What are the implications for cryptocurrencies like Bitcoin?
The events surrounding FTX are a shock to the crypto market. While investors are accustomed to all sorts of scandals, the FTX crash hit the market at a delicate stage: interest rates have been rising globally for some time as central banks take action to combat high inflation. Some central banks are also starting to withdraw money created during the crisis from the markets. Rising interest rates and declining liquidity are particularly damaging to risky financial assets, including digital currencies. Accordingly, Bitcoin, Ether and other crypto assets have come under further pressure from the FTX crisis. Bitcoin alone has recently lost nearly a quarter of its value to about $16,000. At the beginning of the week he was able to recover a bit.

How could FTX’s bankruptcy affect crypto regulation?

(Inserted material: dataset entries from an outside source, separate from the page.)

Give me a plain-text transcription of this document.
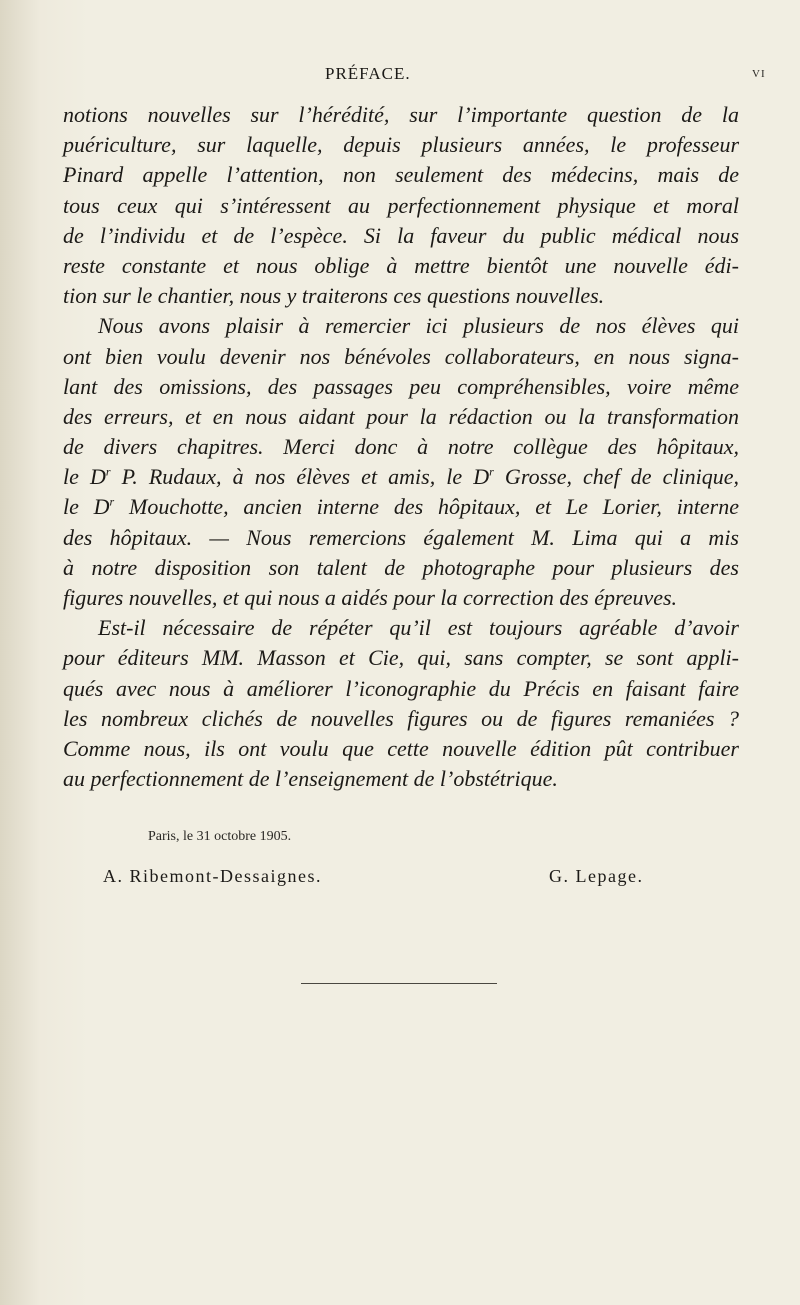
PRÉFACE.	VI
notions nouvelles sur l’hérédité, sur l’importante question de la
puériculture, sur laquelle, depuis plusieurs années, le professeur
Pinard appelle l’attention, non seulement des médecins, mais de
tous ceux qui s’intéressent au perfectionnement physique et moral
de l’individu et de l’espèce. Si la faveur du public médical nous
reste constante et nous oblige à mettre bientôt une nouvelle édi-
tion sur le chantier, nous y traiterons ces questions nouvelles.
Nous avons plaisir à remercier ici plusieurs de nos élèves qui
ont bien voulu devenir nos bénévoles collaborateurs, en nous signa-
lant des omissions, des passages peu compréhensibles, voire même
des erreurs, et en nous aidant pour la rédaction ou la transformation
de divers chapitres. Merci donc à notre collègue des hôpitaux,
le $D^r$ P. Rudaux, à nos élèves et amis, le $D^r$ Grosse, chef de clinique,
le $D^r$ Mouchotte, ancien interne des hôpitaux, et Le Lorier, interne
des hôpitaux. — Nous remercions également M. Lima qui a mis
à notre disposition son talent de photographe pour plusieurs des
figures nouvelles, et qui nous a aidés pour la correction des épreuves.
Est-il nécessaire de répéter qu’il est toujours agréable d’avoir
pour éditeurs MM. Masson et Cie, qui, sans compter, se sont appli-
qués avec nous à améliorer l’iconographie du Précis en faisant faire
les nombreux clichés de nouvelles figures ou de figures remaniées ?
Comme nous, ils ont voulu que cette nouvelle édition pût contribuer
au perfectionnement de l’enseignement de l’obstétrique.
Paris, le 31 octobre 1905.
A. Ribemont-Dessaignes.	G. Lepage.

In short, every financial scandal calls for more regulation. Authorities such as the German Bafin and the major central banks have been arguing for this for a long time. For example, the head of the Japanese central bank, Haruhiko Kuroda, spoke out on Monday for stricter regulations. However, the road to it is rocky, as a study by the International Monetary Fund (IMF) shows: according to this, the crypto industry is not only a particularly fast-developing area. The data situation for strict regulation is also patchy, the relevant market participants are extraordinarily numerous, write the IMF’s Aditya Narain and Marina Moretti. National efforts are also very different, and global crypto regulation is correspondingly fragmented.